The church dates from the 14th century. In the middle of the following century the nave was rebuilt, and the south porch was altered. The church was "thoroughly restored" in 1868 by William Milner Fawcett.

Architecture

Exterior

St Mary's is constructed in flint rubble with ashlar and brick dressings. The nave has a slate roof, and the roof of the chancel is tiled. Its plan consists of a wide four-bay nave without aisles, a narrower, lower and shorter chancel, a south porch and a west tower. The tower is in four stages with diagonal buttresses. On the west side, extending into both of the lower two stages, is a two-light arched window. In the third stage are quatrefoil openings on three of the sides. The top stage has two-light louvred bell openings on all sides.
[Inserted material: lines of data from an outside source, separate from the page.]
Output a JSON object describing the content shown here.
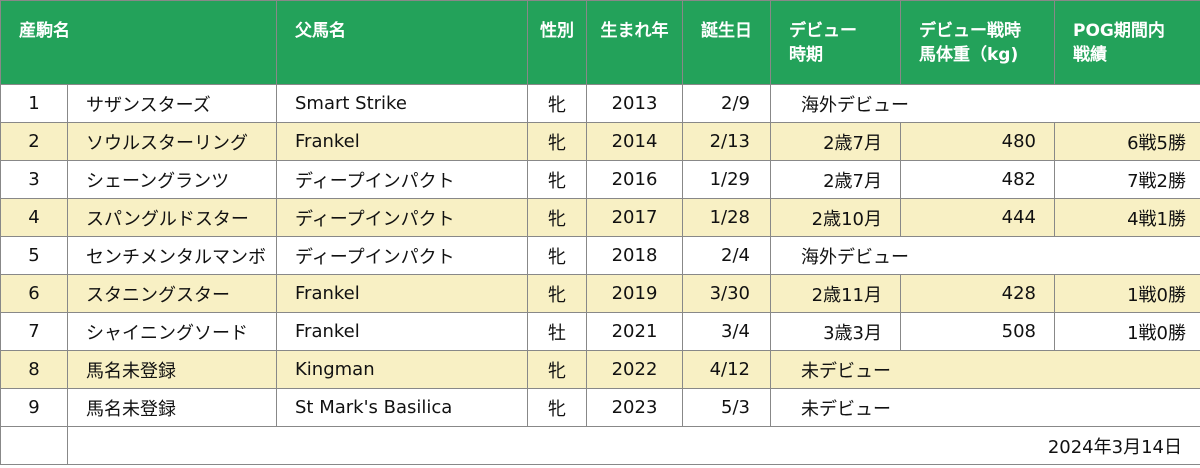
{
  "headers": [
    "産駒名",
    "父馬名",
    "性別",
    "生まれ年",
    "誕生日",
    "デビュー\n時期",
    "デビュー戦時\n馬体重（kg)",
    "POG期間内\n戦績"
  ],
  "rows": [
    {
      "no": "1",
      "name": "サザンスターズ",
      "sire": "Smart Strike",
      "sex": "牝",
      "year": "2013",
      "birthday": "2/9",
      "debut": "海外デビュー",
      "weight": "",
      "record": ""
    },
    {
      "no": "2",
      "name": "ソウルスターリング",
      "sire": "Frankel",
      "sex": "牝",
      "year": "2014",
      "birthday": "2/13",
      "debut": "2歳7月",
      "weight": "480",
      "record": "6戦5勝"
    },
    {
      "no": "3",
      "name": "シェーングランツ",
      "sire": "ディープインパクト",
      "sex": "牝",
      "year": "2016",
      "birthday": "1/29",
      "debut": "2歳7月",
      "weight": "482",
      "record": "7戦2勝"
    },
    {
      "no": "4",
      "name": "スパングルドスター",
      "sire": "ディープインパクト",
      "sex": "牝",
      "year": "2017",
      "birthday": "1/28",
      "debut": "2歳10月",
      "weight": "444",
      "record": "4戦1勝"
    },
    {
      "no": "5",
      "name": "センチメンタルマンボ",
      "sire": "ディープインパクト",
      "sex": "牝",
      "year": "2018",
      "birthday": "2/4",
      "debut": "海外デビュー",
      "weight": "",
      "record": ""
    },
    {
      "no": "6",
      "name": "スタニングスター",
      "sire": "Frankel",
      "sex": "牝",
      "year": "2019",
      "birthday": "3/30",
      "debut": "2歳11月",
      "weight": "428",
      "record": "1戦0勝"
    },
    {
      "no": "7",
      "name": "シャイニングソード",
      "sire": "Frankel",
      "sex": "牡",
      "year": "2021",
      "birthday": "3/4",
      "debut": "3歳3月",
      "weight": "508",
      "record": "1戦0勝"
    },
    {
      "no": "8",
      "name": "馬名未登録",
      "sire": "Kingman",
      "sex": "牝",
      "year": "2022",
      "birthday": "4/12",
      "debut": "未デビュー",
      "weight": "",
      "record": ""
    },
    {
      "no": "9",
      "name": "馬名未登録",
      "sire": "St Mark's Basilica",
      "sex": "牝",
      "year": "2023",
      "birthday": "5/3",
      "debut": "未デビュー",
      "weight": "",
      "record": ""
    }
  ],
  "footer": {
    "date": "2024年3月14日"
  },
  "colors": {
    "header_bg": "#23a25a",
    "stripe_bg": "#f8f0c4"
  }
}
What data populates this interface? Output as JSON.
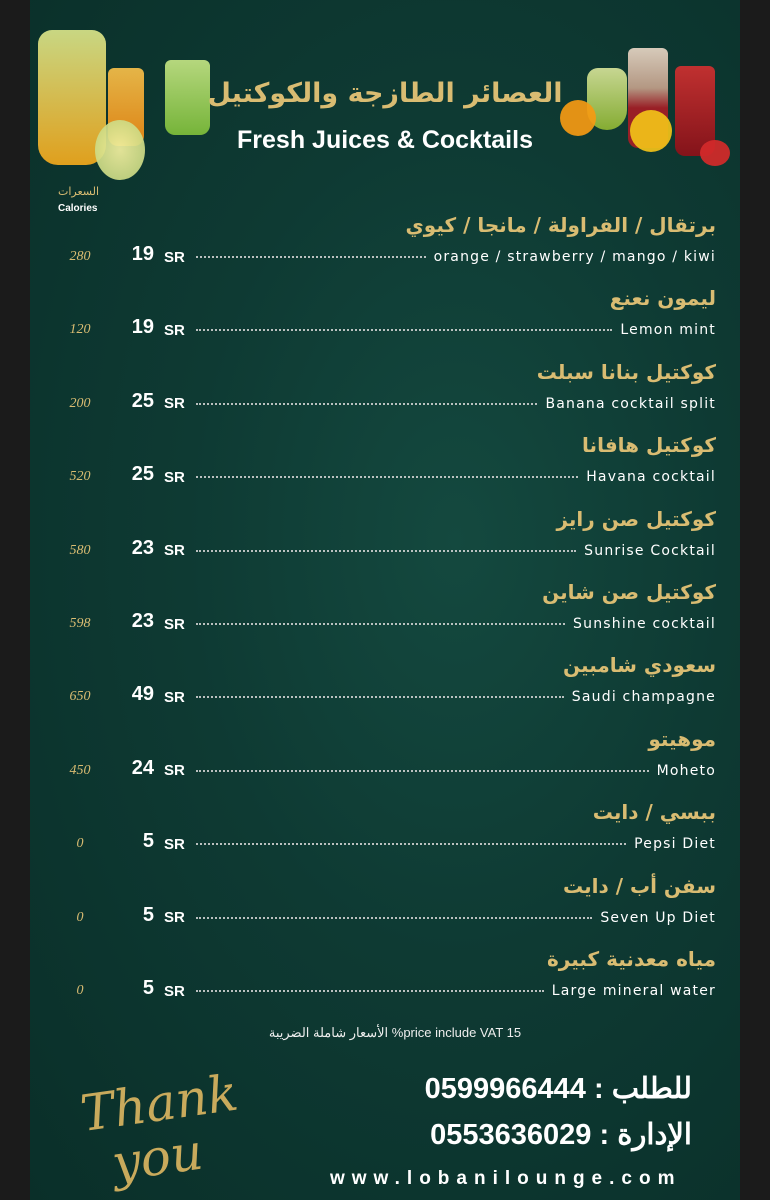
{
  "header": {
    "title_ar": "العصائر الطازجة والكوكتيل",
    "title_en": "Fresh Juices & Cocktails",
    "calories_ar": "السعرات",
    "calories_en": "Calories"
  },
  "currency": "SR",
  "items": [
    {
      "ar": "برتقال / الفراولة / مانجا / كيوي",
      "en": "orange / strawberry / mango / kiwi",
      "price": "19",
      "calories": "280"
    },
    {
      "ar": "ليمون نعنع",
      "en": "Lemon mint",
      "price": "19",
      "calories": "120"
    },
    {
      "ar": "كوكتيل بنانا سبلت",
      "en": "Banana cocktail split",
      "price": "25",
      "calories": "200"
    },
    {
      "ar": "كوكتيل هافانا",
      "en": "Havana cocktail",
      "price": "25",
      "calories": "520"
    },
    {
      "ar": "كوكتيل صن رايز",
      "en": "Sunrise Cocktail",
      "price": "23",
      "calories": "580"
    },
    {
      "ar": "كوكتيل صن شاين",
      "en": "Sunshine cocktail",
      "price": "23",
      "calories": "598"
    },
    {
      "ar": "سعودي  شامبين",
      "en": "Saudi champagne",
      "price": "49",
      "calories": "650"
    },
    {
      "ar": "موهيتو",
      "en": "Moheto",
      "price": "24",
      "calories": "450"
    },
    {
      "ar": "ببسي / دايت",
      "en": "Pepsi Diet",
      "price": "5",
      "calories": "0"
    },
    {
      "ar": "سفن أب  / دايت",
      "en": "Seven Up Diet",
      "price": "5",
      "calories": "0"
    },
    {
      "ar": "مياه معدنية كبيرة",
      "en": "Large mineral water",
      "price": "5",
      "calories": "0"
    }
  ],
  "footer": {
    "vat": "الأسعار شاملة  الضريبة %price include VAT 15",
    "order_line": "للطلب : 0599966444",
    "admin_line": "الإدارة : 0553636029",
    "website": "www.lobanilounge.com",
    "thank_you": "Thank You"
  },
  "colors": {
    "background": "#0e3a33",
    "gold": "#d9bc72",
    "side": "#1b1b1b"
  }
}
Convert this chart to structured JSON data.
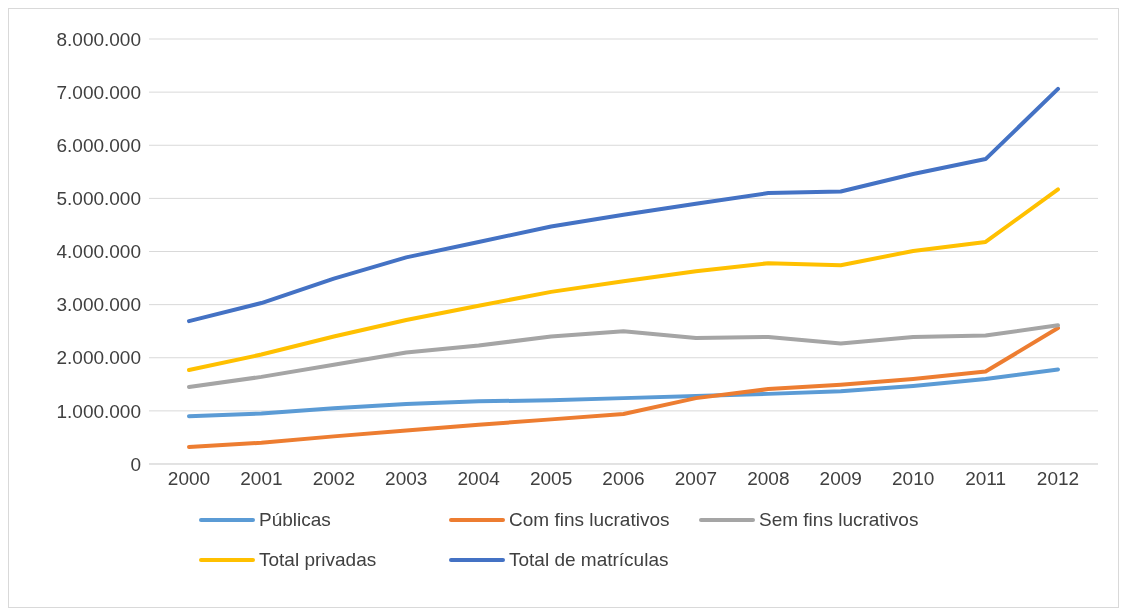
{
  "chart_data": {
    "type": "line",
    "categories": [
      "2000",
      "2001",
      "2002",
      "2003",
      "2004",
      "2005",
      "2006",
      "2007",
      "2008",
      "2009",
      "2010",
      "2011",
      "2012"
    ],
    "series": [
      {
        "name": "Públicas",
        "color": "#5b9bd5",
        "values": [
          900000,
          950000,
          1050000,
          1130000,
          1180000,
          1200000,
          1240000,
          1280000,
          1320000,
          1370000,
          1470000,
          1600000,
          1780000
        ]
      },
      {
        "name": "Com fins lucrativos",
        "color": "#ed7d31",
        "values": [
          320000,
          400000,
          520000,
          630000,
          740000,
          840000,
          940000,
          1240000,
          1410000,
          1490000,
          1600000,
          1740000,
          2560000
        ]
      },
      {
        "name": "Sem fins lucrativos",
        "color": "#a5a5a5",
        "values": [
          1450000,
          1640000,
          1870000,
          2100000,
          2230000,
          2400000,
          2500000,
          2370000,
          2390000,
          2270000,
          2390000,
          2420000,
          2610000
        ]
      },
      {
        "name": "Total privadas",
        "color": "#ffc000",
        "values": [
          1770000,
          2060000,
          2400000,
          2710000,
          2980000,
          3240000,
          3440000,
          3630000,
          3780000,
          3740000,
          4010000,
          4180000,
          5170000
        ]
      },
      {
        "name": "Total de matrículas",
        "color": "#4472c4",
        "values": [
          2690000,
          3030000,
          3490000,
          3890000,
          4180000,
          4470000,
          4690000,
          4900000,
          5100000,
          5130000,
          5460000,
          5740000,
          7060000
        ]
      }
    ],
    "ylim": [
      0,
      8000000
    ],
    "yticks": [
      {
        "value": 0,
        "label": "0"
      },
      {
        "value": 1000000,
        "label": "1.000.000"
      },
      {
        "value": 2000000,
        "label": "2.000.000"
      },
      {
        "value": 3000000,
        "label": "3.000.000"
      },
      {
        "value": 4000000,
        "label": "4.000.000"
      },
      {
        "value": 5000000,
        "label": "5.000.000"
      },
      {
        "value": 6000000,
        "label": "6.000.000"
      },
      {
        "value": 7000000,
        "label": "7.000.000"
      },
      {
        "value": 8000000,
        "label": "8.000.000"
      }
    ],
    "grid": "y",
    "legend": "bottom",
    "marker": "none",
    "line_style": "solid"
  }
}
The parapet is embattled, with flushwork panels containing monograms and a variety of patterns. On the north and south sides are gargoyles. The nave stands on a decorated plinth, and contains four large three-light Perpendicular windows. The south porch is in two storeys. It has diagonal buttresses decorated with monograms. Above the entrance arch is a two-light window. In the east wall of the chancel is a three-light window dating from the 14th century; the north and south walls each contain two two-light 15th-century windows. Also on the south side is a low door.

Interior

In the chancel is a 15th-century piscina and a sedilia. There is another piscina in the southeast of the nave. The font is octagonal and dates from the 14th century. There is a timber bier dated 1763 in the nave. On the tower wall are a benefactions board and two peal boards. There are fragments of 15th-century stained glass in one of the nave windows, and in one of the chancel windows. The stained glass in the east window dated 1868 is by O'Connor, and that in one of the chancel windows and in the tower west window is by Heaton, Butler and Bayne, dating from about 1875. There is a ring of six bells. Three of these were cast in 1712 by John Goldsmith, one by Thomas Newman in 1741, one by John Taylor and Company in 1850, and the last by Alfred Bowell in 1911.

External features

In the churchyard are five structures to the north of the church that have been designated as Grade II listed buildings. They are the chest tomb of H. Elmy who died in 1738, a pair of headstones, also to members of the Elmy family, who died in 1743 and 1748, the chest tomb of J. Parson who died in 1811, a group of nine headstones to members of the Mills family with dates in the late 17th and 18th centuries, and a memorial to J. Smith and his wife Susanna who died in 1810 and 1838 respectively.